West Coast Editor
Aiming to profit from the next step in RNA interference is Cequent Pharmaceuticals Corp., which last week closed a $9 million Series A financing, including an equity investment from the recently established Novartis Option Fund.
"We have $9 million in the bank [$3 million of that from Novartis], but all of the first-closing investors are committed to add another 50 percent of their original investment" when Cequent files its first investigational new drug application, said Peter Parker, president and CEO of Cambridge, Mass.-based Cequent. That filing will take place "hopefully, next year," he said.
Ampersand Ventures, Nexus Medical Partners and Pappas Ventures opened the round in November, and asked Cequent to keep the round open so another fund could come aboard.
Novartis AG, of Basel, Switzerland, set up the $200 million option fund to provide cash as part of deals that give the pharma giant an option to specified programs. In the case of Cequent, Novartis is getting an option for an inflammatory bowel disease program based on tkRNAi. Officially, the option is a separate deal.
"They go hand in hand," Parker told BioWorld Today. "If the option fund had not also bought an option, [Novartis] would probably have kicked it over to the venture-fund department." Such funds managed by Novartis involve more than $550 million in committed capital overall, with money in more than 50 private companies. Steven Tregay, managing director of the Novartis fund, is joining Cequent's board.
"We wouldn't have done this deal with Novartis if we didn't think we'd partner with someone down the road," Parker said, adding that Novartis would be the ideal partner for the IBD compound.
In June, Charlottesville, Va.-based Adenosine Therapeutics LLC drew the first investment from the option fund, in a deal that included an option to technology targeting the adenosine A2B receptor. The fund was the lead investor in Adenosine's Series C financing, the first closing of which totaled $8 million. (See BioWorld Today, June 19, 2007.)
Cequent, with 18 employees, was established last year on work done at Beth Israel Deaconess Medical Center, where scientists engineered nonpathogenic bacteria to make RNAi that are released after the bacteria are given orally or intravenously, then degraded by host cells without adverse effects. The process is called Transkingdom RNAi, or tkRNAi - since bacteria and humans represent differing kingdoms - and was the subject of a paper published in Nature Biotechnology in May 2006.
The company's lead compound is not for IBD but for familial adenomatous polyposis (FAP), an inherited colorectal cancer syndrome that accounts for 1 percent of all cases of the disease.

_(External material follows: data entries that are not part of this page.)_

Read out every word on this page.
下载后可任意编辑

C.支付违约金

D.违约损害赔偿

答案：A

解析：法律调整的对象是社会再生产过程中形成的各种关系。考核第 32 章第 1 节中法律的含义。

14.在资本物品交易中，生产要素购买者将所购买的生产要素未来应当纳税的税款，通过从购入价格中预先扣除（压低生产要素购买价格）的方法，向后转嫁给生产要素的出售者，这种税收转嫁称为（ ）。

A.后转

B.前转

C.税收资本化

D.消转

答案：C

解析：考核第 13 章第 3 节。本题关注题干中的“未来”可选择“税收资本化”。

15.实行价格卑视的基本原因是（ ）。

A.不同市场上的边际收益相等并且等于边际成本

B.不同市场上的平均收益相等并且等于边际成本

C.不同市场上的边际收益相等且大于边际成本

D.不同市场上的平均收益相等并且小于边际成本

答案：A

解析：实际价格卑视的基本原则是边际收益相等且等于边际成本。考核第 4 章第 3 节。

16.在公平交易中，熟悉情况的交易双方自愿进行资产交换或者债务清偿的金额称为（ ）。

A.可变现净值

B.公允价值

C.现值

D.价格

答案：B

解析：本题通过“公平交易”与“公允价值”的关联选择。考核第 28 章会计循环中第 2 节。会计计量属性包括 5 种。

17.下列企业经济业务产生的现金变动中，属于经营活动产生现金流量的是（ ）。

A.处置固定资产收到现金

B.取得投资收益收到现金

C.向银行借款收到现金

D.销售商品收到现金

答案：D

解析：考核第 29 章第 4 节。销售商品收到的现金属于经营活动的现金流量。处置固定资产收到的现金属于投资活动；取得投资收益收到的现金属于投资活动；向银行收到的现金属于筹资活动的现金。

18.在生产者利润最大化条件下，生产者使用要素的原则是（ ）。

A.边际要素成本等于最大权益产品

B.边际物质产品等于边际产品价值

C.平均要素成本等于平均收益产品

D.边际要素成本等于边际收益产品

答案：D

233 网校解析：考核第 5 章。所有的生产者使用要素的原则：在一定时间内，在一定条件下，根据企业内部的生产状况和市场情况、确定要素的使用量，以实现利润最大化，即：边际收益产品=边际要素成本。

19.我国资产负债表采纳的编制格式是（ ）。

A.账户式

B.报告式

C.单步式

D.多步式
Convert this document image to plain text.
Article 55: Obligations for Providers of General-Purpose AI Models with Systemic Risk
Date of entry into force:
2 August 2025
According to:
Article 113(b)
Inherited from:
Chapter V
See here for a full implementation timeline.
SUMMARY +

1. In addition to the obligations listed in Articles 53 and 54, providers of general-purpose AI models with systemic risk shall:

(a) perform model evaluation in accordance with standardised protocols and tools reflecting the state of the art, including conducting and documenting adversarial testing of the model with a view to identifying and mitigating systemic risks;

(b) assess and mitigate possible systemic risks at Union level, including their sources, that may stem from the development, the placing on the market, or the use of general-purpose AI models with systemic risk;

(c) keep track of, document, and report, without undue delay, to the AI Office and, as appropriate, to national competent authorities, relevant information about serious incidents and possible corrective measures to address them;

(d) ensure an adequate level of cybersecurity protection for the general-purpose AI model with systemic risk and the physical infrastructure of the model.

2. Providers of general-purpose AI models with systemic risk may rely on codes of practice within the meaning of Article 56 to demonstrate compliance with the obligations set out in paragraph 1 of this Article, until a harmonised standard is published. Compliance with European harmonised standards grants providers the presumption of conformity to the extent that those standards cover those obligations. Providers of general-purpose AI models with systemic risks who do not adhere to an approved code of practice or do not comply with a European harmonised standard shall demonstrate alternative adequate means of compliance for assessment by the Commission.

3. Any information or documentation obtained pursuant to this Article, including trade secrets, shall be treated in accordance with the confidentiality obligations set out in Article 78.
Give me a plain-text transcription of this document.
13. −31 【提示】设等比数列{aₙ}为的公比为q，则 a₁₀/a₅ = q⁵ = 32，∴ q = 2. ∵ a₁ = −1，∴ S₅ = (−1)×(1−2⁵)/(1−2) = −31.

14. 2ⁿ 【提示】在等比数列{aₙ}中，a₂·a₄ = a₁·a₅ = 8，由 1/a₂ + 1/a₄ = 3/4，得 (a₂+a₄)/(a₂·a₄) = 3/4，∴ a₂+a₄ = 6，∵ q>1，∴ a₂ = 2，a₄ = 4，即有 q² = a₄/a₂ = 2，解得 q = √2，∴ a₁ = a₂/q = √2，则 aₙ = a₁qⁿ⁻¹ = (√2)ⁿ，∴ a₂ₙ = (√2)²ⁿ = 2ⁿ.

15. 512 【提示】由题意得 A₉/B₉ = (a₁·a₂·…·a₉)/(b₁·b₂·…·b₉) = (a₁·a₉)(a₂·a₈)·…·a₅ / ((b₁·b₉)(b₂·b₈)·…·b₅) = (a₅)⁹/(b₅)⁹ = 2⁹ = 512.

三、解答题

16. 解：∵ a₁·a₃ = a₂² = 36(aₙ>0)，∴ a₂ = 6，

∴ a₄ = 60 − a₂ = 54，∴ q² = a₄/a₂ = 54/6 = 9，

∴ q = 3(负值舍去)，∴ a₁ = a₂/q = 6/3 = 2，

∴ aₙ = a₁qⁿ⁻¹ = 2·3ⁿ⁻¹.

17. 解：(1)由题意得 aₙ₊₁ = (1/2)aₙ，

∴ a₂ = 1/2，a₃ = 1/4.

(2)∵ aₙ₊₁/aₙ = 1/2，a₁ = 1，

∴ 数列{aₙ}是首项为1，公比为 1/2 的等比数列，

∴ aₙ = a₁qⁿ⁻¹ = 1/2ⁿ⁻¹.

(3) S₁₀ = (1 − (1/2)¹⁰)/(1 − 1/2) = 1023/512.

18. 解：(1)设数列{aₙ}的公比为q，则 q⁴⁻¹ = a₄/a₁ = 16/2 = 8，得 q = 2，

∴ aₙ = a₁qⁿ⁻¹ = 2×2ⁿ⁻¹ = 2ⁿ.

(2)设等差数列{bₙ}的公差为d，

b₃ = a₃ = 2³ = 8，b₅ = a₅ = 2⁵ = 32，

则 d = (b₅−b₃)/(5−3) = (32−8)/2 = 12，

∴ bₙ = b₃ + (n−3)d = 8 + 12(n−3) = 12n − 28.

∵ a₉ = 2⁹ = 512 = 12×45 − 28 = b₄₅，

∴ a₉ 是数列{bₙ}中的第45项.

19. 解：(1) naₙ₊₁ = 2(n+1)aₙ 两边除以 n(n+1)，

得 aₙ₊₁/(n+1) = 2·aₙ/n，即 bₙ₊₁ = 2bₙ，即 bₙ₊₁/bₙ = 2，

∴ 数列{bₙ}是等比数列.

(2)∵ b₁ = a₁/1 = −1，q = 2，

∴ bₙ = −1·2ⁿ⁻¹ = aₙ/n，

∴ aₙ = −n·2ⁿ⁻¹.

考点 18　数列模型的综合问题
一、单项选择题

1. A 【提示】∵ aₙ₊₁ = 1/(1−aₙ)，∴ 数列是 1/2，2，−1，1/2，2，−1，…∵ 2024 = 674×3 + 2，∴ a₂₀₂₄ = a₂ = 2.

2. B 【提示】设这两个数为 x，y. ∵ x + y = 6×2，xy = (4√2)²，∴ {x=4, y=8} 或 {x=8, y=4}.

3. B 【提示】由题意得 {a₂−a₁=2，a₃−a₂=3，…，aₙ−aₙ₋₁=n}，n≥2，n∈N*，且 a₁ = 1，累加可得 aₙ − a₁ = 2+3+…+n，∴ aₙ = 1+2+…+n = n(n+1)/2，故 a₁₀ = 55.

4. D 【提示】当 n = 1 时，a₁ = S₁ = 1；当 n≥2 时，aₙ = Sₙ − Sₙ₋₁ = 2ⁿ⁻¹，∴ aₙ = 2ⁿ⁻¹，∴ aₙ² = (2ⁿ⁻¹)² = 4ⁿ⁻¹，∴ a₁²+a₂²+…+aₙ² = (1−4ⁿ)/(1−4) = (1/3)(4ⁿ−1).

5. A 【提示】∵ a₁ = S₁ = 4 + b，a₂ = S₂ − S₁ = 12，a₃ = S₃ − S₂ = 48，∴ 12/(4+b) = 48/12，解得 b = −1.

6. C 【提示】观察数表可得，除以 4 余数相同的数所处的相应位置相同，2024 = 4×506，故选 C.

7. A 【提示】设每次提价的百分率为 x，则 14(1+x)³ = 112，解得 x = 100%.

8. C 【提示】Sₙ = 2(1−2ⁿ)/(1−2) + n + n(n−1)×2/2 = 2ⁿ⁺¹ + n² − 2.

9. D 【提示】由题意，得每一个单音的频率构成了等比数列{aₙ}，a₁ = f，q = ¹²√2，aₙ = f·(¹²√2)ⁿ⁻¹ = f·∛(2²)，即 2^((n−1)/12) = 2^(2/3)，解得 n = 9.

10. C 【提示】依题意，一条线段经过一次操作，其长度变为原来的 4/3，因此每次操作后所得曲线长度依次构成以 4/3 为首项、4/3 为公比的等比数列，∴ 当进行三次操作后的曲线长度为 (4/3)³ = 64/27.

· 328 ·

"People get hundreds of polyps in their colons because they have a genetic deficiency, and all get their colons removed at 18 to 20 years old," Parker said, estimating that about 1,000 patients are diagnosed per year. The tkRNAi compound "has a chance to postpone the inevitable" and has worked every time in APC gene knockdown mice.
IBD, of course, is a much larger market. "The last survey I saw said $12 billion, when you consider Crohn's disease and colitis," Parker said. "They're very similar. It's quite possible that one medication might be useful for both."
Cequent also is trying a preventative drug for cervical cancer. That effort is "a little behind the IBD program," and except for the FAP compound, everything in the pipeline is "two to three years away from an IND, at least."
Others in the FAP space include TopoTarget A/S, of Copenhagen, Denmark, which has the histone deacetylase inhibitor Savicol in pivotal Phase II trials, which are expected to yield data in the fourth quarter of this year. Savicol delivers valproic acid in mini-tablet form, and has been granted orphan drug status in the U.S. and Europe.
South San Francisco-based Genentech Inc. earlier this month published a paper in the online Proceedings of the National Academy of Sciences, reporting that anti-VEGF antibodies reduced the size, though not the number, of benign or pre-malignant tumors by roughly 75 percent after three to six weeks of treatment.